HOMESTEAD — Ricky Stenhouse nearly lost his job 18 months ago.
He was finishing near the back of fields and floundering for Roush Fenway Racing. Team owner Jack Roush stuck with him, pushing him in meetings, challenging him at racetracks and dogging him all the time.
It worked wonders — and led to a championship.
Stenhouse, 24, won the Nationwide series title long before the checkered flag dropped at Saturday's season finale. He clinched his championship about 30 laps into the 200-lap race when six cars dropped out of the Ford 300 at Homestead-Miami Speedway.
For Stenhouse, it was a long time coming.
"They believed in me when we were struggling," Stenhouse said. "Everyone rallied together. It just means the world to bring this championship to Jack."
Stenhouse finished second in the race behind Brad Keselowski. Carl Edwards was third.
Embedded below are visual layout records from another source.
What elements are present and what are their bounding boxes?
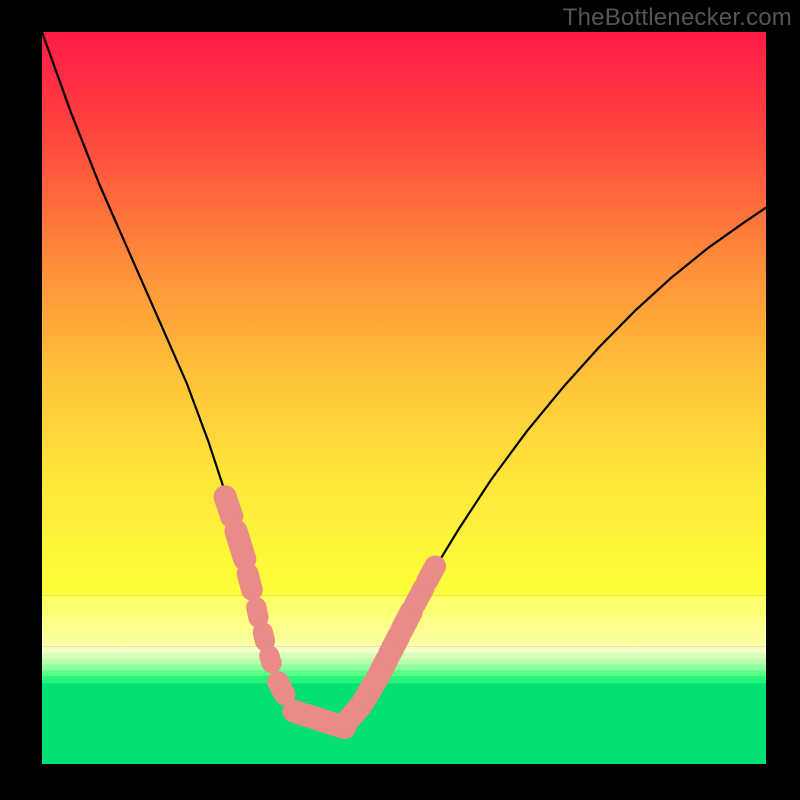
highlight-capsule xyxy=(402,612,411,630)
highlight-capsule xyxy=(256,607,258,617)
highlight-capsule xyxy=(427,566,435,581)
highlight-capsule xyxy=(225,497,232,517)
chart-plot-area xyxy=(42,32,766,764)
watermark-text: TheBottlenecker.com xyxy=(563,4,792,32)
highlight-capsule xyxy=(278,682,285,694)
highlight-capsule xyxy=(248,574,252,590)
highlight-capsule xyxy=(263,632,265,641)
chart-svg xyxy=(42,32,766,764)
highlight-capsule xyxy=(294,711,345,727)
highlight-capsule xyxy=(269,656,271,663)
highlight-capsule xyxy=(415,588,424,604)
highlight-capsule xyxy=(236,531,245,559)
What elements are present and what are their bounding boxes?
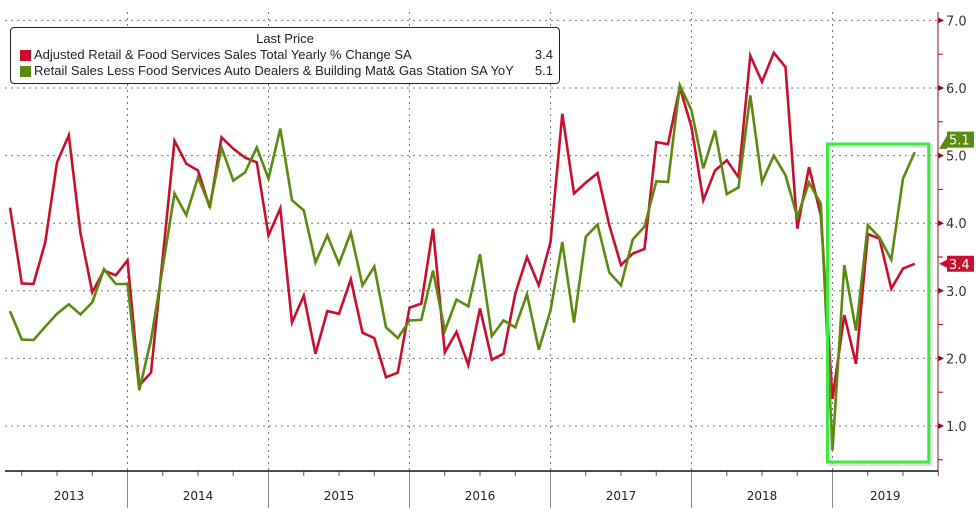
y-tick-label: 4.0: [946, 217, 967, 232]
x-tick-label: 2016: [465, 489, 496, 503]
y-tick-label: 1.0: [946, 420, 967, 435]
legend: Last Price Adjusted Retail & Food Servic…: [10, 27, 560, 84]
legend-swatch-red: [20, 49, 31, 61]
y-tick-label: 5.0: [946, 150, 967, 165]
x-tick-label: 2014: [183, 489, 214, 503]
y-tick-marker: [938, 152, 944, 159]
y-tick-marker: [938, 287, 944, 294]
x-tick-label: 2018: [747, 489, 778, 503]
y-tick-marker: [938, 85, 944, 91]
last-value-label: 5.1: [949, 134, 970, 149]
x-tick-label: 2015: [324, 489, 355, 503]
series-line-retail-food: [8, 50, 916, 400]
y-tick-label: 3.0: [946, 285, 967, 300]
x-tick-label: 2017: [606, 489, 637, 503]
legend-item-retail-food: Adjusted Retail & Food Services Sales To…: [11, 47, 559, 63]
last-value-tags: 3.4 5.1: [939, 131, 974, 273]
legend-label: Adjusted Retail & Food Services Sales To…: [34, 47, 412, 62]
y-tick-label: 6.0: [946, 82, 967, 97]
series-line-control-group: [8, 80, 916, 451]
highlight-box: [826, 142, 933, 466]
legend-swatch-green: [20, 65, 31, 77]
highlight-rectangle: [826, 142, 931, 464]
y-tick-marker: [938, 220, 944, 227]
axes: 1.0 2.0 3.0 4.0 5.0 6.0 7.0 2013 2014 2015 2016 201…: [5, 12, 967, 508]
highlight-shadow: [827, 144, 933, 466]
y-tick-label: 7.0: [946, 14, 967, 29]
last-value-label: 3.4: [949, 258, 970, 273]
last-value-tag: [939, 131, 974, 149]
legend-value: 3.4: [534, 47, 553, 62]
y-tick-label: 2.0: [946, 352, 967, 367]
series-lines: [8, 50, 916, 451]
legend-value: 5.1: [534, 63, 553, 78]
last-value-tag: [939, 255, 974, 272]
y-tick-marker: [938, 355, 944, 362]
y-tick-marker: [938, 17, 944, 24]
x-tick-label: 2019: [870, 489, 901, 503]
legend-item-control-group: Retail Sales Less Food Services Auto Dea…: [11, 63, 559, 79]
legend-label: Retail Sales Less Food Services Auto Dea…: [34, 63, 514, 78]
y-tick-marker: [938, 423, 944, 429]
legend-header: Last Price: [256, 31, 314, 46]
x-tick-label: 2013: [54, 489, 85, 503]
Edwards, who is aiming for his first Sprint Cup title today, clinched the owner's title for Roush, who seeks to become the first owner in NASCAR history to win both Cup and Nationwide championships in one season.
Edwards and Stenhouse parked nose to nose and did a double burnout to celebrate.
Roush said he always believed Stenhouse would turn things around: "He just wanted it so bad, and he was good at doing what he did," Roush said.
JUNIOR OKAY WITH NO. 3: Dale Earnhardt Jr. is ready to see the famed No. 3 car back on the track. Car owner Richard Childress asked Earnhardt if it would be okay for his grandson, Austin Dillon, to drive one of NASCAR's most revered numbers in Nationwide next season. Junior had no problem and said he wouldn't mind if Dillon eventually drove the No. 3 in the Sprint Cup series. Junior's late father, seven-time NASCAR champion Dale Earnhardt, made that number famous while driving for Childress.